To compound the issue, research estimates that less than a third of migrants have health insurance, while only 13 percent are served by the federal Migrant Health Program. Of course, as undocumented workers, they are also excluded from standard worker’s compensation programs.

Holmes’ book examines the social structure on the farm, from the farm owners to the supervisors (often Latinos from Texas) to the farm workers who are almost entirely Triqui indigenous.

His findings even look at why the Triqui people are always left to strawberry picking — one of the hardest types of agricultural labor. A more privileged farm worker job is harvesting apples, but Triqui people never get those jobs.

He had supervisors explain to him that strawberry pickers have to be “lower to the ground” like the Triqui and that they “like working bent over.”

He noticed that Triqui people don’t wear gloves while they work despite signs (in English) declaring that insecticides were being sprayed. He asked if they were concerned, but “[they] say that their bodies are stronger than white people so the pesticides don’t bother them.”

He also examines how the North American Free Trade Agreement has prohibited Mexico from placing tariffs on U.S. imports, while allowing subsidies in American agriculture, thereby giving a competitive advantage in the global market to American farmers, displacing farmers like the Triqui, who traditionally farmed maize back in Oaxaca.

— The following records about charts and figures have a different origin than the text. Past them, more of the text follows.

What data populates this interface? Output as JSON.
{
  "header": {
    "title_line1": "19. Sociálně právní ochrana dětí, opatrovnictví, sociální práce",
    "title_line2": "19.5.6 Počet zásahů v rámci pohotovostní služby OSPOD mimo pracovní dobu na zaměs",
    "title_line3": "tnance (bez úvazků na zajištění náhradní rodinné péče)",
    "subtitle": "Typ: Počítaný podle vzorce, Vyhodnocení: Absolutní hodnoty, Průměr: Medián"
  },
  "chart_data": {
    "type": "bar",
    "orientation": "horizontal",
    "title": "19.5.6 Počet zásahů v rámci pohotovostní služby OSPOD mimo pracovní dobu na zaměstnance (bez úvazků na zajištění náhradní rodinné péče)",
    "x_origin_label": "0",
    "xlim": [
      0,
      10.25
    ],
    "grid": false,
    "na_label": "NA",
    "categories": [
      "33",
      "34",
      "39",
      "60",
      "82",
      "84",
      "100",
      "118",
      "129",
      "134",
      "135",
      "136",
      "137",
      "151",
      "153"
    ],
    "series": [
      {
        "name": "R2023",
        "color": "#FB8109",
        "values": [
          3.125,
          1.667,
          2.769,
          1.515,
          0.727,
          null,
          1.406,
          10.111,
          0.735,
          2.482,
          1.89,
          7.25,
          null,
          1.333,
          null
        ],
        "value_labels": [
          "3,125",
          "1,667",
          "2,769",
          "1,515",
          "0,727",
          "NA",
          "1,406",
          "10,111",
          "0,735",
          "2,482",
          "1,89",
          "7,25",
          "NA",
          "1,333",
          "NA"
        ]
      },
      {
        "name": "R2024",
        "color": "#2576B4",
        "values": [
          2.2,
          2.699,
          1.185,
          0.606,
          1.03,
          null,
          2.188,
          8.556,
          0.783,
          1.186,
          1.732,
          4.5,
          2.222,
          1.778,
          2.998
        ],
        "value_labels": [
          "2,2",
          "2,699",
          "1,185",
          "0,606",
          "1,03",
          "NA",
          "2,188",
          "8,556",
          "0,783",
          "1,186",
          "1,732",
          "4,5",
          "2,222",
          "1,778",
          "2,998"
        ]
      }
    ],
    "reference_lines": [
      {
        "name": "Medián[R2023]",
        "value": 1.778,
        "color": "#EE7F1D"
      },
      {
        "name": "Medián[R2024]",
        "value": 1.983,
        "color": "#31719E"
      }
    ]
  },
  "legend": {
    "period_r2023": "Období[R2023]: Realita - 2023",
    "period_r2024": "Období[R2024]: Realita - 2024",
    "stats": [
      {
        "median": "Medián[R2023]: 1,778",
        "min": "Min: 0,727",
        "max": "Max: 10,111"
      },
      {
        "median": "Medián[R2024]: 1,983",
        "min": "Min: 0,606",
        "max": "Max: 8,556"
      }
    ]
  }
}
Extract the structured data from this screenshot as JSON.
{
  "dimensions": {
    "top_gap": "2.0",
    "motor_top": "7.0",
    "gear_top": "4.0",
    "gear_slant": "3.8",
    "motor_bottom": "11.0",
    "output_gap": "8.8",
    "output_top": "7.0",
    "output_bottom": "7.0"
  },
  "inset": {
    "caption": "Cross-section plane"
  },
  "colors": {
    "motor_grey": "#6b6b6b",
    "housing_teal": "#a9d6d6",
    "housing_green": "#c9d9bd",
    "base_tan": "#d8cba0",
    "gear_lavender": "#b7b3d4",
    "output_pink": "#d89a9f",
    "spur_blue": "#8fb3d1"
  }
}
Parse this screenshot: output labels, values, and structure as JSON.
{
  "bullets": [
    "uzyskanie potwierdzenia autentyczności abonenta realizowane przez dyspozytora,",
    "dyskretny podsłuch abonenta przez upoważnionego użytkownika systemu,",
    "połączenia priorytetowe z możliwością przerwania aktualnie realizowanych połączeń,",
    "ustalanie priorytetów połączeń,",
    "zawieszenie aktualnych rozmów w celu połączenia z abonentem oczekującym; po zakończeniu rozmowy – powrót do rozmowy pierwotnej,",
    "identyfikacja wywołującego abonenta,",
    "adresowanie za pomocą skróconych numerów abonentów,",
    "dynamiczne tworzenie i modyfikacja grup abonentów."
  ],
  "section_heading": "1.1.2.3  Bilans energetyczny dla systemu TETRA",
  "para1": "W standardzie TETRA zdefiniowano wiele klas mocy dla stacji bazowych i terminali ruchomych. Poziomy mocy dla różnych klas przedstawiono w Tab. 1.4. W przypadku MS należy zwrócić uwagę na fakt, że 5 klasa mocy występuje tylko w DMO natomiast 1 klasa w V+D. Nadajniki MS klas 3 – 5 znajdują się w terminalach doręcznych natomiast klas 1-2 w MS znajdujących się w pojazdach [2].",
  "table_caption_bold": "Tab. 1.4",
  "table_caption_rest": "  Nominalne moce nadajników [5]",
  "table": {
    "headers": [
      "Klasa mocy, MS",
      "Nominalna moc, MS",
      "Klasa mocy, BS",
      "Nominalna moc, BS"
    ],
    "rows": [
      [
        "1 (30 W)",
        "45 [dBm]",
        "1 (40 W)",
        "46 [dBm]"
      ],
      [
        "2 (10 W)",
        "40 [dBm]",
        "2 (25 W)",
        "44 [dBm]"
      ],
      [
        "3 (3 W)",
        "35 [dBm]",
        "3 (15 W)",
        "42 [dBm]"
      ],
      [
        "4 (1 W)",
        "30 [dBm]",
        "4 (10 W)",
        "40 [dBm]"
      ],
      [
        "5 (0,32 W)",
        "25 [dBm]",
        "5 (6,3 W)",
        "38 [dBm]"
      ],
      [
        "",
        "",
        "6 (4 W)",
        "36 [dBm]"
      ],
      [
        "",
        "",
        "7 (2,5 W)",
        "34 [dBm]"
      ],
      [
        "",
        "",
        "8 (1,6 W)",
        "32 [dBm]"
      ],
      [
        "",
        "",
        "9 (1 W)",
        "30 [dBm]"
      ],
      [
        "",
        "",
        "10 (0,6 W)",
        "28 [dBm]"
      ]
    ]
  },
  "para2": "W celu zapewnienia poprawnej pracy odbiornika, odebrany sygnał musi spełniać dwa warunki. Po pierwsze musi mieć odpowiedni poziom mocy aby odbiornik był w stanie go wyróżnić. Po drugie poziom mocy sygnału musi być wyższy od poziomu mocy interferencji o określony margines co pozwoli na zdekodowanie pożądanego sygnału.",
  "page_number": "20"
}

But Holmes’ point goes beyond the politics to how physicians actually treat immigrant patients. He gives the example of a farm worker, who gets severe headaches unless he drinks 20-24 beers. When he sees the doctor, the treatment’s emphasis is for the man to work on his behavioral issues rather than considering how the man’s problem had come to this in the first place, considering the insecurity of illegal migration, low status in the social structure, stressful pace of work, etc.

“Without being trained to consider social structures and hierarchies, [doctors] only see biological and behavioral determinants,” said Holmes. “Well-meaning physicians are blaming the wrong things — inadvertently blaming the victim instead of the social structure.”

While it does all eventually come back to the strawberries, it goes beyond simply being willing to pay more than that $2.50 a quart.

Holmes’ conclusion is a need to change misguided perceptions about migrant workers and the conditions they can tolerate, which have become normalized in society. This means a conscious shift in thinking by everyone — from the Triqui themselves, to health workers, farm owners and managers, politicians, and yes, also consumers.

You can hear Seth Holmes reading from “Fresh Fruit, Broken Bodies” at Elliot Bay Books at 7:30 p.m. on Tuesday, Feb. 25.